In health care systems worldwide, high cost health care users disproportionately account for a majority of health care spending costs. High cost health care users are defined as those who ranked in the top five per cent according to total annual health care spending.
The study published today in the American Journal of Preventive Medicine, examined more than 85,000 Ontario adults whose self-reported life satisfaction was measured at baseline. They were then followed-up for six years to determine if they had enough health care use to put them in the highest category of health care costs. After accounting for other factors associated with high health care use, like demographic factors, co-morbidity and socioeconomic factors, the researchers found that those studied with the lowest level of life satisfaction were three times more likely to be in the highest category of health care costs compared to those who were satisfied with their life.
“There is an increasing focus on how happiness, and the lack of happiness, can influence future health outcomes.

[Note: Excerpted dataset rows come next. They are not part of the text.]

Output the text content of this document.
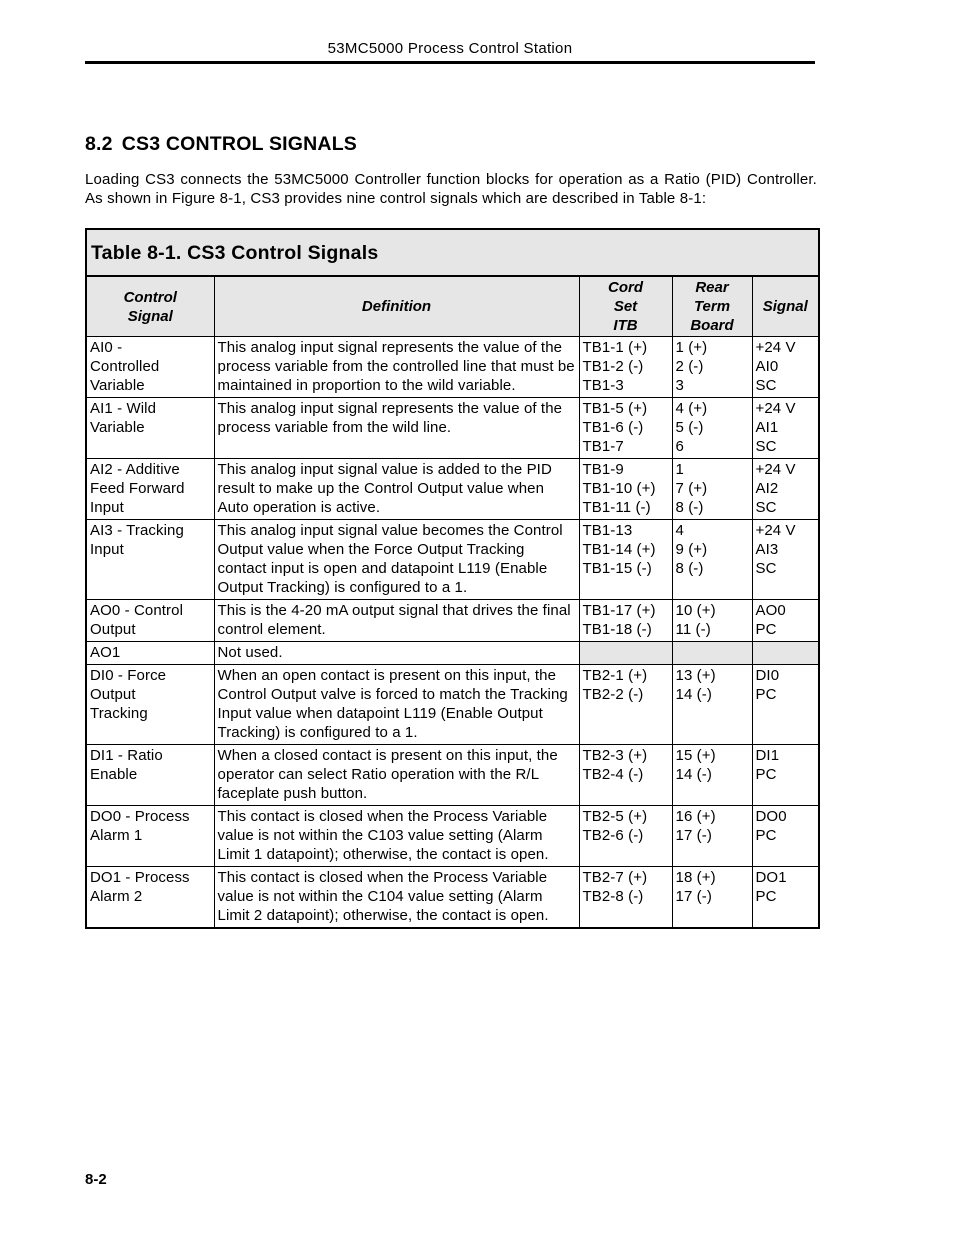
53MC5000 Process Control Station
8.2 CS3 CONTROL SIGNALS

Loading CS3 connects the 53MC5000 Controller function blocks for operation as a Ratio (PID) Controller. As shown in Figure 8-1, CS3 provides nine control signals which are described in Table 8-1:

Table 8-1. CS3 Control Signals
Control
Signal	Definition	Cord
Set
ITB	Rear
Term
Board	Signal

AI0 -
Controlled
Variable	This analog input signal represents the value of the process variable from the controlled line that must be maintained in proportion to the wild variable.	TB1-1 (+)
TB1-2 (-)
TB1-3	1 (+)
2 (-)
3	+24 V
AI0
SC

AI1 - Wild
Variable	This analog input signal represents the value of the process variable from the wild line.	TB1-5 (+)
TB1-6 (-)
TB1-7	4 (+)
5 (-)
6	+24 V
AI1
SC

AI2 - Additive
Feed Forward
Input	This analog input signal value is added to the PID result to make up the Control Output value when Auto operation is active.	TB1-9
TB1-10 (+)
TB1-11 (-)	1
7 (+)
8 (-)	+24 V
AI2
SC

AI3 - Tracking
Input	This analog input signal value becomes the Control Output value when the Force Output Tracking contact input is open and datapoint L119 (Enable Output Tracking) is configured to a 1.	TB1-13
TB1-14 (+)
TB1-15 (-)	4
9 (+)
8 (-)	+24 V
AI3
SC

AO0 - Control
Output	This is the 4-20 mA output signal that drives the final control element.	TB1-17 (+)
TB1-18 (-)	10 (+)
11 (-)	AO0
PC

AO1	Not used.			

DI0 - Force
Output
Tracking	When an open contact is present on this input, the Control Output valve is forced to match the Tracking Input value when datapoint L119 (Enable Output Tracking) is configured to a 1.	TB2-1 (+)
TB2-2 (-)	13 (+)
14 (-)	DI0
PC

DI1 - Ratio
Enable	When a closed contact is present on this input, the operator can select Ratio operation with the R/L faceplate push button.	TB2-3 (+)
TB2-4 (-)	15 (+)
14 (-)	DI1
PC

DO0 - Process
Alarm 1	This contact is closed when the Process Variable value is not within the C103 value setting (Alarm Limit 1 datapoint); otherwise, the contact is open.	TB2-5 (+)
TB2-6 (-)	16 (+)
17 (-)	DO0
PC

DO1 - Process
Alarm 2	This contact is closed when the Process Variable value is not within the C104 value setting (Alarm Limit 2 datapoint); otherwise, the contact is open.	TB2-7 (+)
TB2-8 (-)	18 (+)
17 (-)	DO1
PC
8-2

This is the first study that links satisfaction with life with future health care burden and costs,” says Dr. Vivek Goel, Scientist Emeritus at ICES and Professor at the Dalla Lana School of Public Health at the University of Toronto.
The researchers found a trend that the happier one was with life, the lower the odds of needing more health care.
“Increasingly, we need to consider factors beyond the health system and even beyond health behaviours and socioeconomic factors that can influence rising health care costs,” says co-author Dr. Laura Rosella, adjunct scientist and site director at ICES UofT and assistant professor at the Dalla Lana School of Public Health at the University of Toronto.
The researchers found that the top five per cent of high cost health care users used $27,636 average annual health care costs, compared to $3,393 and $386 in the top six to 50 per cent and the bottom 50 per cent respectively.
The findings support the health system impact of addressing broader well-being and happiness in the population.
“The relationship between life satisfaction and health care utilization: a longitudinal study” was published today in American Journal of Preventive Medicine.
Author block: Vivek Goel, Laura C Rosella, Longdi Fu and Amanda Alberga.